Before the blockchain arrived in the payments world, there were several attempts at creating digital payment systems that did not involve centralized overseers. The developments, in fact, ended up needing to involve some form of centralization in their processes. While there are sufficient reasons to develop decentralized digital payments, as exhibited by the success of several blockchain networks, it was impossible to overcome certain issues with decentralized payments. Bitcoin’s introduction as a functional blockchain in 2009 changed that, allowing the digital payments landscape to conquer problems like double spending and finally embrace decentralization.
What Is Double Spending?
Double spending is an issue with peer-to-peer decentralized payments networks, including certain blockchains, where the same units of digital currency can be spent more than once. With blockchain, specifically, they are attacks on a blockchain network that allows attackers to spend the same cryptocurrencies twice. Although blockchain technology eliminates the possibility of double spending at a fundamental level, it can be achieved in certain rare conditions.
Basically, attackers can convince the recipient that an initiated transaction will deliver the promised cryptocurrency, but the funds never reach the recipient. Such an instance enables attackers to spend the same cryptocurrency in a subsequent transaction. The subsequent transaction invalidates the previous one, ergo, allowing them to pull a fast one. Otherwise, they can invalidate an executed transaction by manipulating the blockchain. Accomplishing the latter is immensely hard and is not a concern for most blockchain networks that have their basics right.
While there were several attempts to create a truly decentralized digital payments network, centralization always crept in. The issue was that without a centralized entity overseeing the state of the network, it was near impossible to develop a system that prevented the possibility of spending the same digital currency twice. After all, who is keeping a check on your transactions? Or the balance in your accounts preceding the transaction you just made?
The absence of intermediaries facilitating the bookkeeping activities of a financial network made it possible for users to replicate transactions and spend the same units of value again. Thus, such projects barely made it as working products and remained conceptual. Those that did witness usage inculcated centralized practices to prevent double-spending.
Decentralized and distributed networks faced the Byzantine General’s Problem. In a nutshell, the anonymous parties governing the functioning of the networks were susceptible to attacks from bad actors, like malicious counterparts wanting to double-spend digital currencies. Although centralized practices evade the problem more than they eliminate it, the need for decentralized alternatives brought us the Bitcoin network, which addressed the issue.
Blockchain And Its Ability to Ward Off Double Spending
Thanks to the use of cryptographic methods to store transaction data on the blockchain and the Proof-of-Work consensus mechanism to mine blocks and confirm transactions — blockchain technology found a solution to the double-spending issue. Satoshi Nakamoto, the party behind the creation of Bitcoin, is responsible for bringing these developments. The Proof-of-Stake consensus mechanism, more popularly adopted these days, follows PoW’s footsteps in providing blockchain networks immunity against double-spending.

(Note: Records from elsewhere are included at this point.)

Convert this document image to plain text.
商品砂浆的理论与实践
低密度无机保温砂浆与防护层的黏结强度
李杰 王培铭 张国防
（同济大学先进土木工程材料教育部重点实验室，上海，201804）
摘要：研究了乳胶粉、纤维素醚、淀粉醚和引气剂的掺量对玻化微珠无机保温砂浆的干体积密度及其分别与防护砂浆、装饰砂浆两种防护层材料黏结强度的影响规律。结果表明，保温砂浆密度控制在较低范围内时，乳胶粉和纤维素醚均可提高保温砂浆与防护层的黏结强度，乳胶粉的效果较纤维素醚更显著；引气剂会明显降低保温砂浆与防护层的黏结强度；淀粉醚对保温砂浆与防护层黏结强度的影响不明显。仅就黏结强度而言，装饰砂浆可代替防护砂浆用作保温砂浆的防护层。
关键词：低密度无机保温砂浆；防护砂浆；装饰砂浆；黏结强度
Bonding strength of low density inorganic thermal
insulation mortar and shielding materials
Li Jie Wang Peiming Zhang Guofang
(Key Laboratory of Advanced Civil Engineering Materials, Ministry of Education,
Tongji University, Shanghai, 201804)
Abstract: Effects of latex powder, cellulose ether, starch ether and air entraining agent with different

Blockchain technology secures confirmed transaction data on blocks that are added consecutively to the blockchain. The blocks are cryptographically hashed to secure the transaction data they store in them. Cryptography makes the data in the blocks immutable, preventing bad actors from changing the recorded transaction data. Further, the stored data, acting as the transaction history, is written on every block and maintained transparently for everyone to see.
Blockchain transparency and immutability offer a decentralized ledger that allows the entire network to verify the balances held by each user. It helps assess if the users indeed have the cryptocurrency they want to spend. Those on the network can, hence, identify double spending efforts. The identification is mostly made by network participants — miners or validators depending on the consensus mechanism — who are rewarded for adding the verified transactions on blocks and attaching them to the chain.
Because of the incentive mechanism, the network participants are determined to act in the best interest of the network. Since network security and upkeep yield profits, the network participants are likely to identify malicious attempts to double-spend cryptocurrency. Immediate consensus is reached by the network participants to deem the malicious blocks as invalid and keep up the network’s integrity. Thus, blockchain networks face significantly low chances of witnessing double spending incidents.